Internet television is a hot topic in Britain in part because the BBC has made a great deal of its programming available on its iPlayer service. Since the business model of the BBC is to collect taxes from British subjects, it doesn’t have the revenue concerns that face networks in the United States.
BT’s stated reason for the speed cut is the increasing cost of carrying online video. The cost landscape in Britain is a bit different than in the United States because regulations force a separation between the part of BT that owns the phone lines that reach to people’s homes and a separate unit that offers voice, data and video services to consumers. (The reason is that other companies can buy access to BT’s wires to offer consumers their own communications services.)
Still, the underlying economics, as I wrote about in the context of Time Warner’s plan to increase fees on heavy users, mean that expanding a network to handle lots of video is a real but unexceptional cost for an Internet provider.
There are two other motives that may well be at play: making more money and undercutting competition. Big Internet providers have long grumbled about providing “free” access to big sites.
Since it was started, the Internet has been built on a “meet in the middle” economic model. If the customer of my I.S.P. is using a Web site run by the customer of your I.S.P., we both pay to bring the traffic to someplace where our networks are connected. Each I.S.P. covers its costs and hopes to profit by charging its own customers.
BT argues that this arrangement is out of whack, and that providers of high-bandwidth video services should pay more for delivery of their content. There’s no immutable law of nature that says the Internet will always work the way it does now, but BT is implicitly proposing a rather radical change.

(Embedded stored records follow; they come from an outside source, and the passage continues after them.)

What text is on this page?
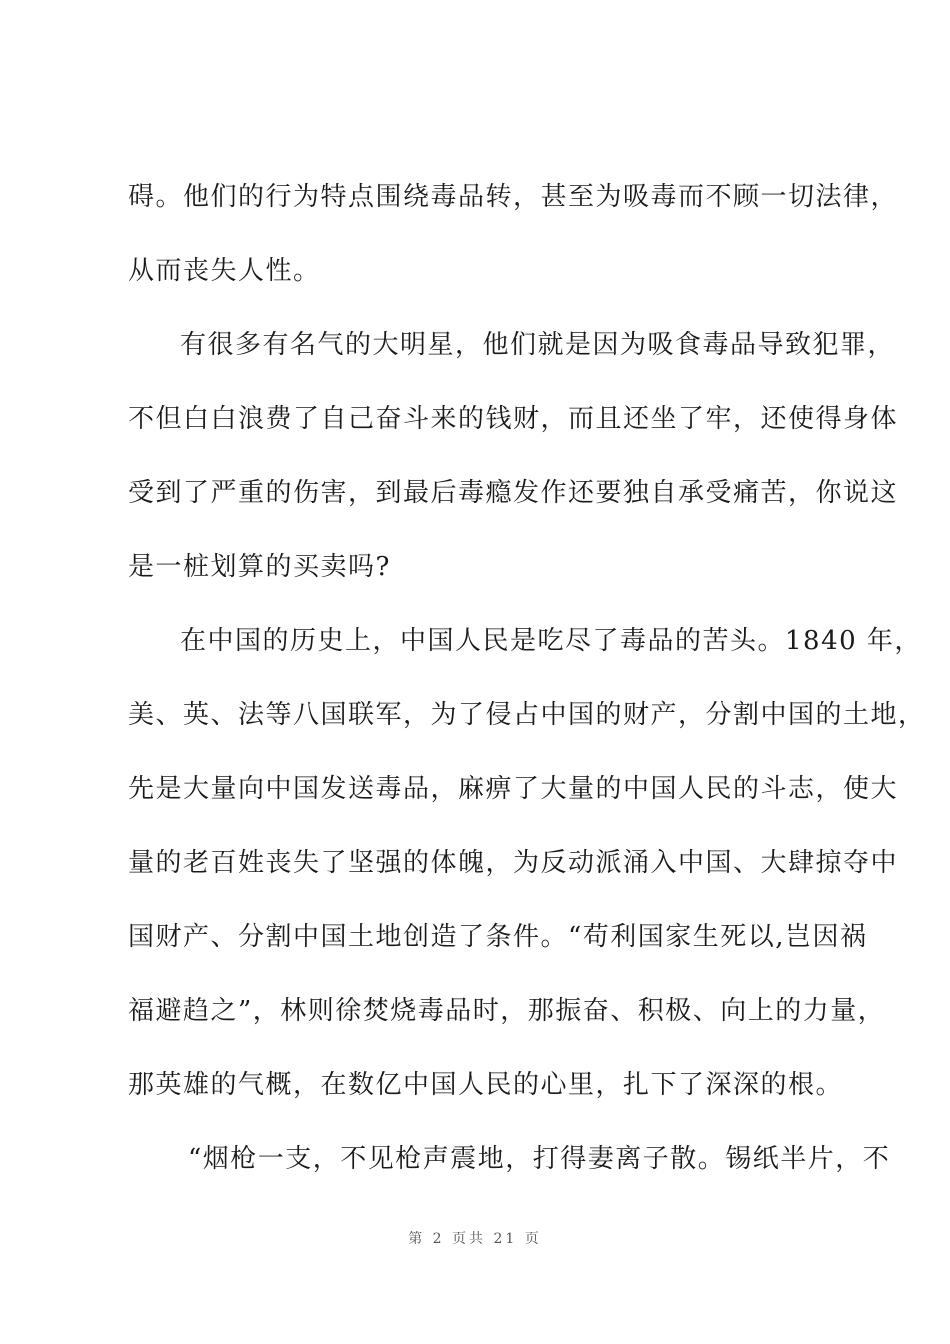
碍。他们的行为特点围绕毒品转，甚至为吸毒而不顾一切法律，
从而丧失人性。
有很多有名气的大明星，他们就是因为吸食毒品导致犯罪，
不但白白浪费了自己奋斗来的钱财，而且还坐了牢，还使得身体
受到了严重的伤害，到最后毒瘾发作还要独自承受痛苦，你说这
是一桩划算的买卖吗?
在中国的历史上，中国人民是吃尽了毒品的苦头。1840 年，
美、英、法等八国联军，为了侵占中国的财产，分割中国的土地，
先是大量向中国发送毒品，麻痹了大量的中国人民的斗志，使大
量的老百姓丧失了坚强的体魄，为反动派涌入中国、大肆掠夺中
国财产、分割中国土地创造了条件。“苟利国家生死以,岂因祸
福避趋之”，林则徐焚烧毒品时，那振奋、积极、向上的力量，
那英雄的气概，在数亿中国人民的心里，扎下了深深的根。
“烟枪一支，不见枪声震地，打得妻离子散。锡纸半片，不
第 2 页共 21 页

As for competition, BT offers BT Vision, video programs by way of a set-top box connected to its broadband service. The service had difficulty competing with BSkyB, the satellite broadcaster that dominates TV in Britain. Indeed, Dan Marks, the chief executive of BT Vision, recently resigned. When it was introduced in 2006, the service was projected to have three million subscribers by the end of 2010; it now has less than 500,000 subscribers.

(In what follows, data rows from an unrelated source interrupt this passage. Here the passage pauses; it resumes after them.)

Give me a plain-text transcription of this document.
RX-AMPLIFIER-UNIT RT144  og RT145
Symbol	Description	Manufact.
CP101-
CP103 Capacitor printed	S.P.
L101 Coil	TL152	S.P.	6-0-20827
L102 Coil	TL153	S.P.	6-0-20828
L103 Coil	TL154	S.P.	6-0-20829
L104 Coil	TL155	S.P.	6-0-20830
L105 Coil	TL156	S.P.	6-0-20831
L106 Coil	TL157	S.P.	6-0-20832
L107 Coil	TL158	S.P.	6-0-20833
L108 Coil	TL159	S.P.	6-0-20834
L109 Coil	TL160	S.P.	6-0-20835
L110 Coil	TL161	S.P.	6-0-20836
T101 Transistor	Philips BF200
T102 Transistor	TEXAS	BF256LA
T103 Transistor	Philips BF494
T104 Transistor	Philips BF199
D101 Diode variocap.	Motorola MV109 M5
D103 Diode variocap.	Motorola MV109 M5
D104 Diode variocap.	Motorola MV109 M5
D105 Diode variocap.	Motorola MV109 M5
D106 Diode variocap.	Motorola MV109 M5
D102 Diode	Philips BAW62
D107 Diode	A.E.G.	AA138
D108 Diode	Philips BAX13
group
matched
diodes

How this will play out depends on competitors and regulators. The Independent followed up on The Financial Times report, saying that other Internet providers did plan to ask the BBC and other video providers for payment, but it did not quote them by name. Nonetheless, two of the three other large Internet providers also have significant video businesses to protect: Virgin Media is the largest cable company in the country, and BSkyB offers Internet service (reselling service over BT’s wires). So they may well be rooting on BT’s war with the BBC.
So far, Ofcom, the British telecom regulator, has been supportive of BT’s move and told The Independent it saw no reason to intervene in the market right now.
So far, the threat to cable TV in the United States from Internet video has been more theoretical than real. There is no sign yet, other than some anecdotal news reports and comments from early-adopter Bits readers, that many people are abandoning cable. But I’m sure the pressure will grow, and a cable or phone company may well find itself tempted to cut speeds or impose tolls on Hulu, YouTube and the rest.
Setting clear rules of the road for this issue could be a rather useful result of the net neutrality debate that President Obama has promised.